Assim, foi possível compreender eventos biológicos que outrora não se faziam visíveis, e, portanto, muito avanço acumulou-se desde então. Entre um passo e outro na escalada do saber construído através dos estudos realizados a partir do uso do microscópio, é possível dar destaque a um processo relacionado ao controle de qualidade existente na replicação das células. Ainda que não se tenha consciência a seu respeito, lá está tal funcionamento, permitindo a continuidade salutar da vida.
Convém, então, observar alguns trechos extraídos da literatura das Ciências Biológicas. Eles oferecem rica explanação acerca do processo aqui apreciado. Na descrição dos professores estadunidenses, Guyton e Hall, “o verdadeiro processo pelo qual uma célula se divide em duas novas células é chamado de mitose. […] “durante o intervalo de cerca de uma hora, entre a replicação do ADN [ácido desoxirribonucléico], ou DNA, em inglês, e o começo da mitose, existe um período de intenso reparo e de “revisão” (proofreading) dos filamentos de ADN. Isto é, sempre que nucleotídeos inadequados forem combinados aos nucleotídeos do filamento original, que serviu de molde, enzimas especiais removem os trechos defeituosos e os substituem por nucleotídeos complementares adequados. […] devido ao reparo e à revisão, o processo de transcrição quase nunca comete erros”. Logo, as atividades de reparação e de revisão, ocorridas durante a interfase, período que antecede a mitose, são fundamentais, pois reduzem sobremaneira as chances de ocorrerem erros que levariam a mutações genéticas danosas. Não obstante, vale a pena levantar algumas questões: o que determina o funcionamento de tais ações reparadoras e revisoras? Como elas surgiram? Quando? Você percebe algo profundamente sutil e inteligente nesses tipos de operações qualitativas e protetoras?
É prudente iniciar a ponderação através da análise da informação genética cujas alterações se deram em incontáveis vezes ao longo do processo evolutivo das espécies. Muito provavelmente, há considerável tempo, a necessidade de adaptação biológica, considerando-se a conservação das características comprovadamente úteis e a modificação e aperfeiçoamento de outras menos interessantes levou ao desenvolvimento das mutações que proporcionaram a continuidade da vida e melhorias às gerações seguintes. De tal fato, conforme a pressão exercida pelo meio em relação aos avanços prementes, deve ter surgido, dentre outras características, a capacidade de automonitoramento voltada à replicação celular. Com o passar do tempo e a prática contínua, chegou-se a um grau de perfeição que poucos erros conseguem passar pelo crivo do competente processo de reparação denominado “revisão do ADN.” Você percebe grandiosidade nisso?

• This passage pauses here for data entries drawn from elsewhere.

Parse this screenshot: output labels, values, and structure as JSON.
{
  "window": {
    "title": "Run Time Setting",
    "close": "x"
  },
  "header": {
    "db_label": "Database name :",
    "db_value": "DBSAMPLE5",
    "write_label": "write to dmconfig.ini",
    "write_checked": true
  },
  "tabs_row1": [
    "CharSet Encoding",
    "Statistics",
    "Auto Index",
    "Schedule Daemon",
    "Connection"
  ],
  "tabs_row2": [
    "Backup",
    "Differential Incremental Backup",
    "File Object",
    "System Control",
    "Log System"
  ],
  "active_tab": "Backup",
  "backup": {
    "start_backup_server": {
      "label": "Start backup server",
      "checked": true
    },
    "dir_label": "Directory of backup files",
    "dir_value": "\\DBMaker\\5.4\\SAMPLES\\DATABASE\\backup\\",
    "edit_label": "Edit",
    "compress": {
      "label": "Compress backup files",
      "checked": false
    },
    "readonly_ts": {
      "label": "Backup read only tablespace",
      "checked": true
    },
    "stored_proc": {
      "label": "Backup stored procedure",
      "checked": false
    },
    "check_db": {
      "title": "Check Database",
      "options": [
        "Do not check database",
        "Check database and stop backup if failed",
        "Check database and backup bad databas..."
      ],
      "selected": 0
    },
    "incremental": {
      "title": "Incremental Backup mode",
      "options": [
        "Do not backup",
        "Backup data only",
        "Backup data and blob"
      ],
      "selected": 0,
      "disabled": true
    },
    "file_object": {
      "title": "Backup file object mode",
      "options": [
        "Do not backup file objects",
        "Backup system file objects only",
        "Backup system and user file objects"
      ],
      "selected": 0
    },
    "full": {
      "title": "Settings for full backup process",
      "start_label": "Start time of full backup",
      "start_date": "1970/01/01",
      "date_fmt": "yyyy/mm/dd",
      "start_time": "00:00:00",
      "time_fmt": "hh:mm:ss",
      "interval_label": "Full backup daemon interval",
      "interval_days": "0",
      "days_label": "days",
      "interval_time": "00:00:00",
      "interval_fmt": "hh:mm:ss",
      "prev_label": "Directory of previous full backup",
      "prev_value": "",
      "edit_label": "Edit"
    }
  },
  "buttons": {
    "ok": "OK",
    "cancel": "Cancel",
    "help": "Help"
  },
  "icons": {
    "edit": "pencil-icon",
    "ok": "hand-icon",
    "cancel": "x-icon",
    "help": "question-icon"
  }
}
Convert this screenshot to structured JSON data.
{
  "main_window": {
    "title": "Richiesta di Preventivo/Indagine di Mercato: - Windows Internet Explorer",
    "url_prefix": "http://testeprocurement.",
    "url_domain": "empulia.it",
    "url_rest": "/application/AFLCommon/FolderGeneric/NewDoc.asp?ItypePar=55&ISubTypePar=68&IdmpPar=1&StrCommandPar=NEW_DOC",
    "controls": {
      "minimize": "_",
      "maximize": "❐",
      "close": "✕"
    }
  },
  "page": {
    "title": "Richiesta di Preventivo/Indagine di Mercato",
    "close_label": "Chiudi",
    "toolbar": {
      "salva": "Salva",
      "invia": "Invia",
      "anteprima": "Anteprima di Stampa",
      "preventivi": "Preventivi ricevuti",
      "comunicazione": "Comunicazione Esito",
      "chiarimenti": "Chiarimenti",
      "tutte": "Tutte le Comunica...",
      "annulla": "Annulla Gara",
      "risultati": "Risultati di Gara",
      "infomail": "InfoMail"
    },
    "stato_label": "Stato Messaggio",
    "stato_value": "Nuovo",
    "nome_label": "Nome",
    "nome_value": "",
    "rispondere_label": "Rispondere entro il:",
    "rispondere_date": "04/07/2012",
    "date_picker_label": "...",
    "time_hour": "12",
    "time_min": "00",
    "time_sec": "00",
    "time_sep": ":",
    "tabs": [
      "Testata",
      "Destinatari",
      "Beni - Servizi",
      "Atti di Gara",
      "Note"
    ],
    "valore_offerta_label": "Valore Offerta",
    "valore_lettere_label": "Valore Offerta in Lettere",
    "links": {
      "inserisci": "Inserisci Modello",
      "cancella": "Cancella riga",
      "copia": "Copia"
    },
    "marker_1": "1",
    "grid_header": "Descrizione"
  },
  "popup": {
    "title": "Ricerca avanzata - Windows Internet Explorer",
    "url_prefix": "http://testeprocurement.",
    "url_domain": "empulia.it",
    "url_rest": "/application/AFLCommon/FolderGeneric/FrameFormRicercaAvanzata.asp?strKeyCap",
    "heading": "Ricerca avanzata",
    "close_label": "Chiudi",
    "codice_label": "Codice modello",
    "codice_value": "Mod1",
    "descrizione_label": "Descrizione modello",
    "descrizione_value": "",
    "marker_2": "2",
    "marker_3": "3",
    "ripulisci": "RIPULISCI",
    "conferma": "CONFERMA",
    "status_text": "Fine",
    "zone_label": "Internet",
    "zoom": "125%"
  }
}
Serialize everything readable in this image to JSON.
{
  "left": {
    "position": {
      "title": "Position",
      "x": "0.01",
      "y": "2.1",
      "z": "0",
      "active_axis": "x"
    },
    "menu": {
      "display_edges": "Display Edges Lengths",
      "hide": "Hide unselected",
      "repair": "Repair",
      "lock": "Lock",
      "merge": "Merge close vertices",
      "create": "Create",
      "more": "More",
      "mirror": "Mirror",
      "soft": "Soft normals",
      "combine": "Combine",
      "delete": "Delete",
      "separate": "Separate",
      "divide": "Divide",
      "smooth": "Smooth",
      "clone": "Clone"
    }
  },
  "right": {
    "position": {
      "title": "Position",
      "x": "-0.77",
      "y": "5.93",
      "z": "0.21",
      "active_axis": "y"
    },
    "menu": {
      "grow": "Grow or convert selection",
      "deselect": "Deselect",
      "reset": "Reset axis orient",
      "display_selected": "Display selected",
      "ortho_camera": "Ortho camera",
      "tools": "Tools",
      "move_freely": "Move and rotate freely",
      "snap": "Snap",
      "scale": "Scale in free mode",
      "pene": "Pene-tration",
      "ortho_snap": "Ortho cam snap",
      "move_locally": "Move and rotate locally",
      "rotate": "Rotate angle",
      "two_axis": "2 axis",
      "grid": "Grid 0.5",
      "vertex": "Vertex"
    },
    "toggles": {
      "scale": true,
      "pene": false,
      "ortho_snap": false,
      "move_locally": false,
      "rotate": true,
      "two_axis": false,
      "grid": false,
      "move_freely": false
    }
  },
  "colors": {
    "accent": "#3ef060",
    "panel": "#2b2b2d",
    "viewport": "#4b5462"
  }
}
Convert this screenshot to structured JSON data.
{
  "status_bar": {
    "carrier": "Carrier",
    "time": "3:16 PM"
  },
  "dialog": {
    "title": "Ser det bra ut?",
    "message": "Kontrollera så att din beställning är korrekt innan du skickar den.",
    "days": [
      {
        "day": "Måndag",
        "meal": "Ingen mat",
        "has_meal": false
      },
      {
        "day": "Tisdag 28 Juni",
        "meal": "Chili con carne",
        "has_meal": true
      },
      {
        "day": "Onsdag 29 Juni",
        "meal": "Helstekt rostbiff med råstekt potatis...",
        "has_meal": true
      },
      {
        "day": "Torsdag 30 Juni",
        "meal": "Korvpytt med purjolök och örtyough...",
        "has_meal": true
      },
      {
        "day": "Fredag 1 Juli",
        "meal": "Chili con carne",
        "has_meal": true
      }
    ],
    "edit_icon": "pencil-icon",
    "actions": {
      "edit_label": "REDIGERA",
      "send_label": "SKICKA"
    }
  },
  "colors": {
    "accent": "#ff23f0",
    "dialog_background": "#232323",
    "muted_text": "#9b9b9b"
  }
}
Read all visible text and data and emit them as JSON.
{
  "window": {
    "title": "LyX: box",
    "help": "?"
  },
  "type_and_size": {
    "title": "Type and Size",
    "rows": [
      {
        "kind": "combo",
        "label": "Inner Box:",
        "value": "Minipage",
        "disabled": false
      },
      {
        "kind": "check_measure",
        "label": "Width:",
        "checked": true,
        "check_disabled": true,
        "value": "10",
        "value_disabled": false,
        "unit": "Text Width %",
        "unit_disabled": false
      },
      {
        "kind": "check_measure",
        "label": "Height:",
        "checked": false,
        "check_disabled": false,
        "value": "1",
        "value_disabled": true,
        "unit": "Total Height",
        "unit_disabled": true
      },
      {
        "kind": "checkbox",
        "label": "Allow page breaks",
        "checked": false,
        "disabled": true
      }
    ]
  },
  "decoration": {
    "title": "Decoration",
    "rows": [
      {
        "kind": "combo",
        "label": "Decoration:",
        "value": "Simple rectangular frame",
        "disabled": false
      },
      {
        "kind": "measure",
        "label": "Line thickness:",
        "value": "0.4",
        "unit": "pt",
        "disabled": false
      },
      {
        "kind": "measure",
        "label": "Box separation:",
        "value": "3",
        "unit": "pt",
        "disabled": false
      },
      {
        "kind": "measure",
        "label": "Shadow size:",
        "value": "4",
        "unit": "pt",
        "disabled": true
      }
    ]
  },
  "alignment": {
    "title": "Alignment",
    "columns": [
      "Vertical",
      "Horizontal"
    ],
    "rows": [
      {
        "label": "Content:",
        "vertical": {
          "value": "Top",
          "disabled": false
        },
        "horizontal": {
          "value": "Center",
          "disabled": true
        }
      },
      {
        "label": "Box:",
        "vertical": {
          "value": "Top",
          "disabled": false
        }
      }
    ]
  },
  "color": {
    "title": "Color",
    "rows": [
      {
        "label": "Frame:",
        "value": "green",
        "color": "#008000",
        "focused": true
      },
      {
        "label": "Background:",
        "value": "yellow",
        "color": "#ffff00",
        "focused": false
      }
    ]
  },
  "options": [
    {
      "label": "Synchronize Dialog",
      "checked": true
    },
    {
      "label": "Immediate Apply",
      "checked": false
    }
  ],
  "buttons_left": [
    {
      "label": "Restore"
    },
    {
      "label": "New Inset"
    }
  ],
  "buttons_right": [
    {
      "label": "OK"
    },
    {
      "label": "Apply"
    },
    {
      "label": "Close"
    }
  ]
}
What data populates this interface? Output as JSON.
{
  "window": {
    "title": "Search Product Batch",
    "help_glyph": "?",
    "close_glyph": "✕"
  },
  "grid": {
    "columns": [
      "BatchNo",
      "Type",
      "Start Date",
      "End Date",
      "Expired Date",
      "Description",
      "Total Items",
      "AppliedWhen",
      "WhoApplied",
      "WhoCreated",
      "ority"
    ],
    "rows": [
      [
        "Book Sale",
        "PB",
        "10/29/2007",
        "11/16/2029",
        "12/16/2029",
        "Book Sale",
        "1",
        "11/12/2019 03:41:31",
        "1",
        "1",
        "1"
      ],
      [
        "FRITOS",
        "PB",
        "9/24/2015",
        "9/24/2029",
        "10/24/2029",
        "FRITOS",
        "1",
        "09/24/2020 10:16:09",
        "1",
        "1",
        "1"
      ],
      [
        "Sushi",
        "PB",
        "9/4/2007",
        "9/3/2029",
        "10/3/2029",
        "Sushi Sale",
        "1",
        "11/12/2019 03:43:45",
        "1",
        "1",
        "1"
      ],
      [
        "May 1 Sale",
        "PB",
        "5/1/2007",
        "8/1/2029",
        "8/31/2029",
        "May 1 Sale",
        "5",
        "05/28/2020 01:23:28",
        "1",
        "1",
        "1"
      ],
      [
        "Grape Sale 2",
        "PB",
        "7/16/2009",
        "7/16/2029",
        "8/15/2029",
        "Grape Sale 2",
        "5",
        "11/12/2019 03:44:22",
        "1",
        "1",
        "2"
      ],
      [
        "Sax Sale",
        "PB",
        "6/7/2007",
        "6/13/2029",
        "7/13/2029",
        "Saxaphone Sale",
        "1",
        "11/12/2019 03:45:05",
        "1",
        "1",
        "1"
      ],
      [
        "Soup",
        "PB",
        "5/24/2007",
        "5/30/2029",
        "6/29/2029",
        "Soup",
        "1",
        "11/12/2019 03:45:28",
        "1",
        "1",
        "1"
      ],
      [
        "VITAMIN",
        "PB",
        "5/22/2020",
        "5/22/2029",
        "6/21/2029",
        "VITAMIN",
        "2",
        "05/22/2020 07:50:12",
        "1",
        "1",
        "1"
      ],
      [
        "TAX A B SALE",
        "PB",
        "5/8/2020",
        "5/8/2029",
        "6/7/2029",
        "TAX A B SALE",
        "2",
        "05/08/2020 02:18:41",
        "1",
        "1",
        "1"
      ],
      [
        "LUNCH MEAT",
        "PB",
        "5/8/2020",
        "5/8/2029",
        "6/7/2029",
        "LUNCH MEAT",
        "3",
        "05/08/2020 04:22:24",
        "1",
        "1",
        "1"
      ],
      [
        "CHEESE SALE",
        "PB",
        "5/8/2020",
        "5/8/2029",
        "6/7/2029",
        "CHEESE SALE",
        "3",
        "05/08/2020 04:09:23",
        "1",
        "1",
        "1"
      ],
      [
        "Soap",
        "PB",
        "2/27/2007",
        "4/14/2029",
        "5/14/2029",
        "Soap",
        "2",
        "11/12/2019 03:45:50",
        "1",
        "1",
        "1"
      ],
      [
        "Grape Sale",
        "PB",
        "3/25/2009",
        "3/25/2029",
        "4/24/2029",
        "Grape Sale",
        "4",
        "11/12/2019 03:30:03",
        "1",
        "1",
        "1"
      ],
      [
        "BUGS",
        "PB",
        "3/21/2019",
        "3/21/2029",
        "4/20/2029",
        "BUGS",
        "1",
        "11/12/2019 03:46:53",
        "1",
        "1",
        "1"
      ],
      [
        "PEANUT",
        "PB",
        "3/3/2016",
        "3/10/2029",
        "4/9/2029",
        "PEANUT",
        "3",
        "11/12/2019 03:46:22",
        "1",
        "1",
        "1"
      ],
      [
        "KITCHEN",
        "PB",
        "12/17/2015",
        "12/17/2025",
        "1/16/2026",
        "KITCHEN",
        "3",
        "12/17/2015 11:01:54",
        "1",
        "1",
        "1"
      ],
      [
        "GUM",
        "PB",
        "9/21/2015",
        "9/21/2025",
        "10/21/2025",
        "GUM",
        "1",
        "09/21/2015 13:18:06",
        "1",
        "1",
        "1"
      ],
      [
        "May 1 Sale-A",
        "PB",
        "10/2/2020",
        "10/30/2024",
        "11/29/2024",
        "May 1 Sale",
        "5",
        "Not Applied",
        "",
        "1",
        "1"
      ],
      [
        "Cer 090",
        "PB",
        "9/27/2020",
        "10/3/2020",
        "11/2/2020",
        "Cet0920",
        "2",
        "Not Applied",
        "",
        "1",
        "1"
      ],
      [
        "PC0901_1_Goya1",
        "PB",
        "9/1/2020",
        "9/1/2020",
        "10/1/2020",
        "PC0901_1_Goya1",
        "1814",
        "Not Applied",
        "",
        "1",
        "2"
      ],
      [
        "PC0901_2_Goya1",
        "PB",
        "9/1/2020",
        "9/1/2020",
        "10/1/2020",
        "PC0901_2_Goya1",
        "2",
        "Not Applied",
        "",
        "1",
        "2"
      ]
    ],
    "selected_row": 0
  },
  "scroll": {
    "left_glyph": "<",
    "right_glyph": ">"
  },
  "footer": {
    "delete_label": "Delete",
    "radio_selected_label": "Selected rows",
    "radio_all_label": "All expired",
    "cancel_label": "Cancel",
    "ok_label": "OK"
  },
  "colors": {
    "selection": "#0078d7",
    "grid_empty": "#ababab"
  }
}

Urge indagar, pois, como é que tal informação surgiu nos primórdios do processo aqui apreciado? Como foi que se deu, pela primeira vez, a atividade reparadora e revisora, ainda que de forma primitiva? Nessa fronteira que divide a ciência e o desconhecido é que reside outro mistério a ser desvendado oportunamente. E nada impede de se pensar a respeito, na tentativa de se buscar respostas que permitam maior compreensão sobre o homem, e também que se tire proveito de tal saber, favorecendo ainda mais o desenvolvimento humano. Mesmo sem enxergar, grande é a nossa sorte, por ter algo tão inteligente trabalhando em nosso favor, não é?
*Armando Correa de Siqueira Neto é psicólogo (CRP 06/69637), palestrante, professor e mestre em Liderança. Coautor dos livros Gigantes da Motivação, Gigantes da Liderança e Educação 2006. E-mail: [email protected]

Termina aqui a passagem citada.